Turrini: Religion hat eine nachhaltige Rolle in meinem Leben gespielt, ich bin ja im Schatten des riesigen Doms von Maria Saal aufgewachsen. Ich war dort Ministrant, die ersten erotischen Erlebnisse hatte ich in der Kirche, wenn am Sonntag die Schülerinnen aus dem Marien-Internat in die Messe gekommen sind. Da konnte man sich am Boden in der Kirchenbank verstecken und von unten in die Kittel schauen, göttlich. Ich wollte mich im Priesterseminar in Tanzenberg einschreiben lassen.

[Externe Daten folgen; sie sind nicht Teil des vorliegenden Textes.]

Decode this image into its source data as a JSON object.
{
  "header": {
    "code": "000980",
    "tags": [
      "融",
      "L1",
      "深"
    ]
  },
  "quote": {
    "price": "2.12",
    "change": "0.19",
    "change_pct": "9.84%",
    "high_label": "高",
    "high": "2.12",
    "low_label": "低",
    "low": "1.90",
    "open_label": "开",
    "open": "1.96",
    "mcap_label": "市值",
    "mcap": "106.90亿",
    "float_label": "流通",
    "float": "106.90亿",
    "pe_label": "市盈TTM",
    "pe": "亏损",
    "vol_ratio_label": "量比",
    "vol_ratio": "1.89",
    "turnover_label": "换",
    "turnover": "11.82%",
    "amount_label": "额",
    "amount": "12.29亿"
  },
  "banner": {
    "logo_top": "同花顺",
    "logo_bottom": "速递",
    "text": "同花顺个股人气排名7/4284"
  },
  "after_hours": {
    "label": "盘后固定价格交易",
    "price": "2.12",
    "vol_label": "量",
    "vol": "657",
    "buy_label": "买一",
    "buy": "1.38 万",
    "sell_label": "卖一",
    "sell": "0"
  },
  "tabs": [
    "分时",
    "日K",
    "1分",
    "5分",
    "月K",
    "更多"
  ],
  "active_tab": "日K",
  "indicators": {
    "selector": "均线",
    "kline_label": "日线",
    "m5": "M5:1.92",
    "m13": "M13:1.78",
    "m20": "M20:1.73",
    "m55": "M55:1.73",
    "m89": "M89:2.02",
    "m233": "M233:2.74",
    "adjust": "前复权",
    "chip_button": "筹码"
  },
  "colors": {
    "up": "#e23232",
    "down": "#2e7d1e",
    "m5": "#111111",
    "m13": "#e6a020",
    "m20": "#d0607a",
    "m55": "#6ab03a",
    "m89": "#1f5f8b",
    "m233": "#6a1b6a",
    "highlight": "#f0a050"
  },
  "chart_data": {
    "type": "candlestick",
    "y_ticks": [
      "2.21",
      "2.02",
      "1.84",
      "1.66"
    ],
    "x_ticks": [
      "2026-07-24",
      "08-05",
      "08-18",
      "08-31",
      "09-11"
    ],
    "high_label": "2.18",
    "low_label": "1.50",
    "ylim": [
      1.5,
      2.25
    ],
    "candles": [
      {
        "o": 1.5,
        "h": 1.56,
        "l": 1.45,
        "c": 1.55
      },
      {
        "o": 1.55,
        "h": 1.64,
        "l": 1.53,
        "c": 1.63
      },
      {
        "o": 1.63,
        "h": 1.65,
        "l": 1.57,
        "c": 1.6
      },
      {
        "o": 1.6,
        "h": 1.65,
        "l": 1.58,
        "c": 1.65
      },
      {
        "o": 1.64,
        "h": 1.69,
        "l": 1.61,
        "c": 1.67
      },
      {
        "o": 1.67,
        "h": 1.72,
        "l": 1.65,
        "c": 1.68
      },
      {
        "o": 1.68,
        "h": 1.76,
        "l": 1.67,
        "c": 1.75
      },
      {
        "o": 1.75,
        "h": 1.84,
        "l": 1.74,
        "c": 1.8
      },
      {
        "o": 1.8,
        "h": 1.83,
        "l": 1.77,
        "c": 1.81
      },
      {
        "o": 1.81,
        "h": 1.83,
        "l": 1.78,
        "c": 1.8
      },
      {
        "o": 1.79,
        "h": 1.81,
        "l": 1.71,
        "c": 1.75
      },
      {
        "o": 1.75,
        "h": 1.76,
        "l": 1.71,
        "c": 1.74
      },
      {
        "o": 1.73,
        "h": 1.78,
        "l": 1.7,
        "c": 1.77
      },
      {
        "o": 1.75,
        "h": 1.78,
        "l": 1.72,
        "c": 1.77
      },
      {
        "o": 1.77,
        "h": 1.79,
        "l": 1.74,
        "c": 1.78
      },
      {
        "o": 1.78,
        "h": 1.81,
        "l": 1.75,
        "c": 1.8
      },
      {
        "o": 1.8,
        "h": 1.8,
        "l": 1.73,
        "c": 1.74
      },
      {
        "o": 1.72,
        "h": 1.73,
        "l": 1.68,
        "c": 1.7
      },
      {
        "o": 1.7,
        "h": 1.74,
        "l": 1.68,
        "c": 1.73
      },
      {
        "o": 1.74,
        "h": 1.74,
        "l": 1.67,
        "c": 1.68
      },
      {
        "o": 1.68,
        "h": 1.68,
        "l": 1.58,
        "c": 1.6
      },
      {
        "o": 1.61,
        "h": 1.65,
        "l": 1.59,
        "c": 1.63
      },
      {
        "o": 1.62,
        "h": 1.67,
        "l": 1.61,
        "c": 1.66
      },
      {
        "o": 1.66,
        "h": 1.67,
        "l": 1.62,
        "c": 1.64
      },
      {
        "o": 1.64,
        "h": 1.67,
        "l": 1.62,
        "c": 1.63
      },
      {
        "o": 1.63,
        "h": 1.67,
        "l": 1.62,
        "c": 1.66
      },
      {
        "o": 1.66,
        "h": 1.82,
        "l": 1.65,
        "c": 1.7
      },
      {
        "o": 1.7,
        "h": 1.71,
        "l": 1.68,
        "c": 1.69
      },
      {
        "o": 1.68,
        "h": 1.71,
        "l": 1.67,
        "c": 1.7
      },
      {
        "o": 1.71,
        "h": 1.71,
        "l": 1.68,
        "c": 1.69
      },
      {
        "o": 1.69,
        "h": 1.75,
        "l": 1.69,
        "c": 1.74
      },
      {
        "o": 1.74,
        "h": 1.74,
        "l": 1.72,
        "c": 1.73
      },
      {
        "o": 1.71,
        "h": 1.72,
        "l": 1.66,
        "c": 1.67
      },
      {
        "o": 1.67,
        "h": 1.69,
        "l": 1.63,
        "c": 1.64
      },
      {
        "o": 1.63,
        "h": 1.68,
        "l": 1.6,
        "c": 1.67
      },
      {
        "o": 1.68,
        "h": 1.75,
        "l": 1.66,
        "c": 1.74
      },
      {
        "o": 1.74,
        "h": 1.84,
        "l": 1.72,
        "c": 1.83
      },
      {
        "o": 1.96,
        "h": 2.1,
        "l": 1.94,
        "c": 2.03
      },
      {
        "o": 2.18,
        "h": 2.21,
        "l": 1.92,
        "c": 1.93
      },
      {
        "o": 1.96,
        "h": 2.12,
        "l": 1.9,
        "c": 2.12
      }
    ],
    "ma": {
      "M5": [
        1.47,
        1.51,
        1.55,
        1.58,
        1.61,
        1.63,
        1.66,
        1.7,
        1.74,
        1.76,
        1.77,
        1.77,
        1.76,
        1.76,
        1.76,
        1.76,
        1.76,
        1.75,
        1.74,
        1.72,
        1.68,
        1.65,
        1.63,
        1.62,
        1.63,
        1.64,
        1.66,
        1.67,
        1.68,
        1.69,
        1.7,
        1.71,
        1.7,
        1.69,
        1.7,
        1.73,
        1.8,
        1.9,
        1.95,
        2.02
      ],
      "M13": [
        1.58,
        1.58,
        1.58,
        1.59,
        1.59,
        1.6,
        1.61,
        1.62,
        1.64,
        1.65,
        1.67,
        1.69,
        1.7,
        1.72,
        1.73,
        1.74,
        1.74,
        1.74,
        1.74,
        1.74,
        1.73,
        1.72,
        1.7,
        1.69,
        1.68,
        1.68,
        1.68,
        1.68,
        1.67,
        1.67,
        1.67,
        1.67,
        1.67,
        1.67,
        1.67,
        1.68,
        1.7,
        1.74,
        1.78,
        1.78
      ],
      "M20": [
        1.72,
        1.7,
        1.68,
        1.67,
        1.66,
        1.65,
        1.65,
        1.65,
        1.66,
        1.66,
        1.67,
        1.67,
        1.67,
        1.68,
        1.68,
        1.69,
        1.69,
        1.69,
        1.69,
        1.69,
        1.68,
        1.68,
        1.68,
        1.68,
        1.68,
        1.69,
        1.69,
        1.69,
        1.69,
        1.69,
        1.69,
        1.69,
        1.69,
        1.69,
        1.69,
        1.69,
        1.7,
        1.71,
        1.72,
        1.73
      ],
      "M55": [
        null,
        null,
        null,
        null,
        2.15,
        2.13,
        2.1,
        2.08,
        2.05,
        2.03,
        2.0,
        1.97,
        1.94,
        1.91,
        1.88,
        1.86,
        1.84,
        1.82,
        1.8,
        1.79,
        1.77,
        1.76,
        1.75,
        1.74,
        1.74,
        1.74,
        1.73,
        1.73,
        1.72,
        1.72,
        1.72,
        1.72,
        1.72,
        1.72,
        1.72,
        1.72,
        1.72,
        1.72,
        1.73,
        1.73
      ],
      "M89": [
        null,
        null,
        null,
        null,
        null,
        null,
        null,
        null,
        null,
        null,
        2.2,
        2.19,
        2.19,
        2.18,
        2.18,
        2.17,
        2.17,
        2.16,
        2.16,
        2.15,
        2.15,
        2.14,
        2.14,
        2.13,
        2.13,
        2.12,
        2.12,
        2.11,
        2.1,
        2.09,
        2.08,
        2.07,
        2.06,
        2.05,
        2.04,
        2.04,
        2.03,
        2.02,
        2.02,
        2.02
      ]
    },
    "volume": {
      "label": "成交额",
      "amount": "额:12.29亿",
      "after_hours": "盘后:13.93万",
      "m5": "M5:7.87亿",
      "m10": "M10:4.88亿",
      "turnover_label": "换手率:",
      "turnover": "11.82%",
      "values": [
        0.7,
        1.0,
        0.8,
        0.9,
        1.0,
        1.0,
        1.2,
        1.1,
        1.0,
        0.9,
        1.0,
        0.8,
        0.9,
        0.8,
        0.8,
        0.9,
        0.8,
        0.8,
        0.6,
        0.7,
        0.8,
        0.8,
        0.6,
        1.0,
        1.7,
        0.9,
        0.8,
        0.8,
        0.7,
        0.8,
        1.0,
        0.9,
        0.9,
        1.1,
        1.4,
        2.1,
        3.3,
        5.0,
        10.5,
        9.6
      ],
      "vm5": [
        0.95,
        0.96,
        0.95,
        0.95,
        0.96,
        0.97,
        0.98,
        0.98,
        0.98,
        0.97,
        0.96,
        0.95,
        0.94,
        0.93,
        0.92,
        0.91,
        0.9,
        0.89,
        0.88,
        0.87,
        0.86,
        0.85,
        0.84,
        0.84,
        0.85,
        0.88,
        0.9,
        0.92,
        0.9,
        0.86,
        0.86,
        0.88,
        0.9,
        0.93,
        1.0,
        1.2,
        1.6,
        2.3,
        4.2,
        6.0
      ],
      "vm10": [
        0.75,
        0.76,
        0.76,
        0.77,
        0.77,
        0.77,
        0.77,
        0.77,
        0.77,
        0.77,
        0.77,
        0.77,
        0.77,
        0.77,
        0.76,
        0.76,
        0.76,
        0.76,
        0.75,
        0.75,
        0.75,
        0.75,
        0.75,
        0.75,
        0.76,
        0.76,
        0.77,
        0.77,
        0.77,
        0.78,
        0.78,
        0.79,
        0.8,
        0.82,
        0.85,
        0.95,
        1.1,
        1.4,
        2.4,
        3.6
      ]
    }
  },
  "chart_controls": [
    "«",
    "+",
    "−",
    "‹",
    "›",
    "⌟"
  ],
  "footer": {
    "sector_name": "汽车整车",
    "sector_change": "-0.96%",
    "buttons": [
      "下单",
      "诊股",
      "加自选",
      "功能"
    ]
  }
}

Schließlich war die Gier auf die Mädchen dann doch stärker als der liebe Gott. Mit 20 hab ich große Gotteslästerungen losgelassen. Als später meine Tochter als Baby hohes Fieber bekommen hat, hab ich wieder mit Stoßgebeten auf den lieben Gott zurückgegriffen. Vor ein paar Jahren hätte man sich in diesem Haus noch jede Polemik gegen die Kirche abholen können, aber in der vollkommenen Ökonomisierung der Welt nehmen ästhetische Restbestände wie die Liturgie der katholischen Kirche einen besonderen Platz ein. Und wenn man dann in die Grube fährt, soll das ja auch nicht völlig kommentarlos geschehen. Ein durchschnittlich alkoholisierter Dorfpfarrer wär schon ganz angenehm.